Writing all of this, thinking about what a life without any real meaning actually constitutes, makes me realize how completely certain it is that there is a God, and that He necessarily must be the end all and be all, the very center of all life, all meaning, all purpose, and to not direct 100% of my effort in everything I do to knowing this God would be a total waste of my life.
Bingo. Now to the living of it.
If everything: all nature, all thought, all emotion, all love, all desire comes from and is sustained by and through Him, then what absolute folly it is to run after anything else. How futile to chase after those things of earth that entice, amaze, enthrall, when they are simply by-products of the great continually exploding expanding supernova that is God. No, I must strive for the source of all that is beautiful and true to me. I wonder now as I sit here if I've ever had this realization before. It's so clear to me now, as if I'm Dean Moriarty on a three-day Benzedrine trip seeing things clearly and without coloration: pure, undistilled truth revealed as if for the first time."

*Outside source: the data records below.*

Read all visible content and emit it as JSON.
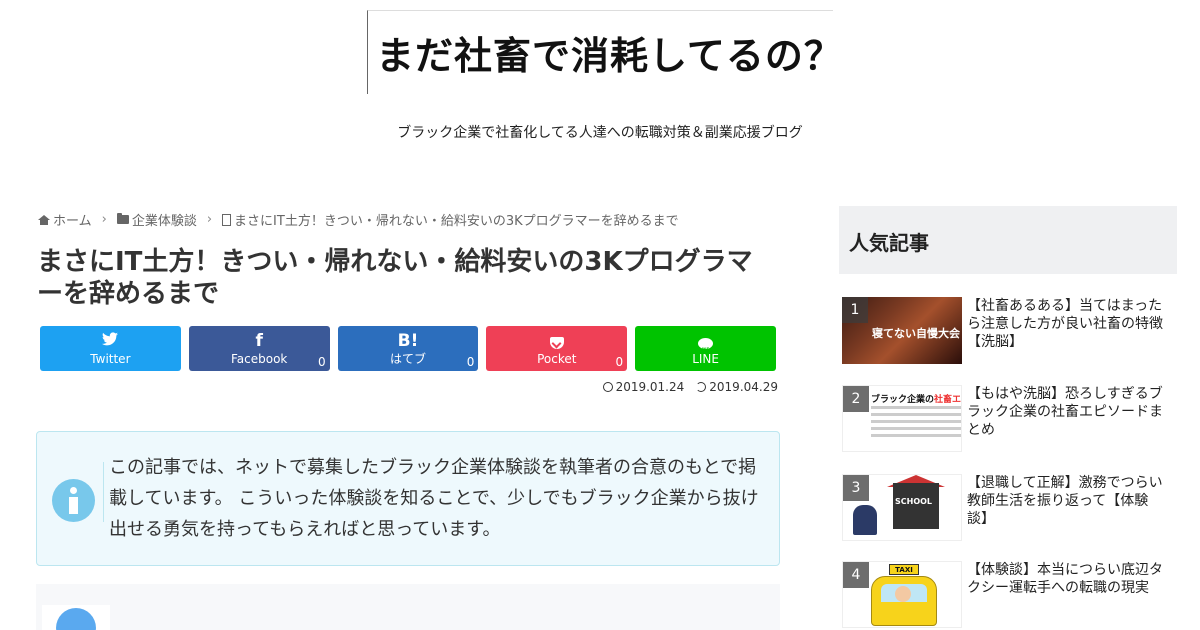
{
  "header": {
    "logo_text": "まだ社畜で消耗してるの？",
    "tagline": "ブラック企業で社畜化してる人達への転職対策＆副業応援ブログ"
  },
  "breadcrumb": {
    "home": "ホーム",
    "category": "企業体験談",
    "current": "まさにIT土方！きつい・帰れない・給料安いの3Kプログラマーを辞めるまで"
  },
  "article": {
    "title": "まさにIT土方！きつい・帰れない・給料安いの3Kプログラマーを辞めるまで",
    "published": "2019.01.24",
    "updated": "2019.04.29",
    "info_text": "この記事では、ネットで募集したブラック企業体験談を執筆者の合意のもとで掲載しています。 こういった体験談を知ることで、少しでもブラック企業から抜け出せる勇気を持ってもらえればと思っています。"
  },
  "share": [
    {
      "icon": "twitter-icon",
      "icon_char": "🐦",
      "label": "Twitter",
      "count": "",
      "color": "#1da1f2"
    },
    {
      "icon": "facebook-icon",
      "icon_char": "f",
      "label": "Facebook",
      "count": "0",
      "color": "#3b5998"
    },
    {
      "icon": "hatebu-icon",
      "icon_char": "B!",
      "label": "はてブ",
      "count": "0",
      "color": "#2c6ebd"
    },
    {
      "icon": "pocket-icon",
      "icon_char": "",
      "label": "Pocket",
      "count": "0",
      "color": "#ef4056"
    },
    {
      "icon": "line-icon",
      "icon_char": "",
      "label": "LINE",
      "count": "",
      "color": "#00c300"
    }
  ],
  "sidebar": {
    "title": "人気記事",
    "items": [
      {
        "rank": "1",
        "title": "【社畜あるある】当てはまったら注意した方が良い社畜の特徴【洗脳】",
        "thumb_caption": "寝てない自慢大会"
      },
      {
        "rank": "2",
        "title": "【もはや洗脳】恐ろしすぎるブラック企業の社畜エピソードまとめ",
        "thumb_caption_a": "ブラック企業の",
        "thumb_caption_b": "社畜エピソード"
      },
      {
        "rank": "3",
        "title": "【退職して正解】激務でつらい教師生活を振り返って【体験談】",
        "thumb_caption": "SCHOOL"
      },
      {
        "rank": "4",
        "title": "【体験談】本当につらい底辺タクシー運転手への転職の現実",
        "thumb_caption": "TAXI"
      }
    ]
  }
}
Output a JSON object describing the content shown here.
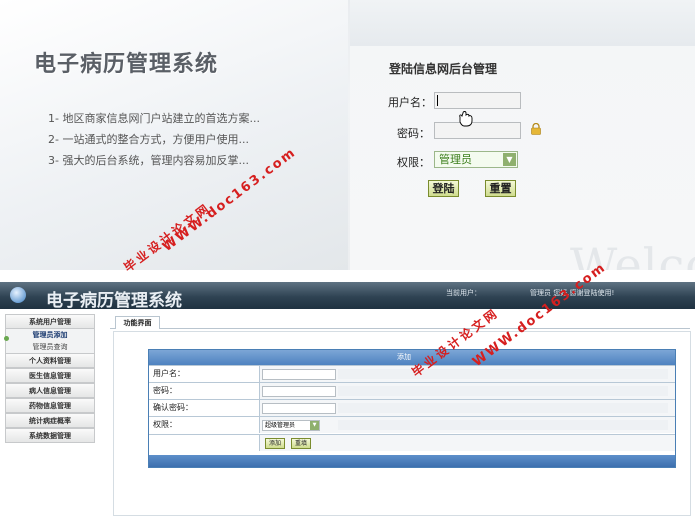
{
  "login_page": {
    "brand": "电子病历管理系统",
    "slogans": [
      "1- 地区商家信息网门户站建立的首选方案...",
      "2- 一站通式的整合方式，方便用户使用...",
      "3- 强大的后台系统，管理内容易加反掌..."
    ],
    "title": "登陆信息网后台管理",
    "username_label": "用户名：",
    "password_label": "密码：",
    "role_label": "权限：",
    "role_value": "管理员",
    "login_button": "登陆",
    "reset_button": "重置",
    "background_text": "Welco"
  },
  "watermarks": {
    "site": "WWW.doc163.com",
    "cn": "毕业设计论文网"
  },
  "admin_page": {
    "header_title": "电子病历管理系统",
    "current_user": "当前用户：",
    "welcome": "管理员  您好,感谢登陆使用!",
    "sidebar": {
      "items": [
        "系统用户管理",
        "管理员添加",
        "管理员查询",
        "个人资料管理",
        "医生信息管理",
        "病人信息管理",
        "药物信息管理",
        "统计病症概率",
        "系统数据管理"
      ]
    },
    "tab_main": "功能界面",
    "form": {
      "header": "添加",
      "username_label": "用户名：",
      "password_label": "密码：",
      "confirm_label": "确认密码：",
      "role_label": "权限：",
      "role_value": "超级管理员",
      "add_button": "添加",
      "reset_button": "重填"
    }
  },
  "colors": {
    "header_dark": "#2f4353",
    "accent_blue": "#4e82c0",
    "watermark_red": "#d61f1f",
    "button_green": "#cfdc8e"
  }
}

I tend to ramble a lot in my journal, and use punctuation weirdly. It's also probably influenced by my reading _On the Road_. If you haven't read it, do. It's pretty rough going early, but it's really a great and important book. I guess I was just so struck by the way Dean goes after life full-bore at all times, although he's missing the whole point and it takes its toll continually. Kind of weird that I'd take something so spiritually powerful from a book that is largely about hedonism, and from a girl for whom God is of little concern. ... I guess it's just that God is everywhere, permeating the fabric of the very being of all things, and he is revealed in the smallest and most illogical ways if the eyes are open.
I've heard it said that unless all of Creation is a medium for general revelation there is no medium for special revelation. This is some deep and invigorating stuff, Matt. Keep the prophetic pulses coming.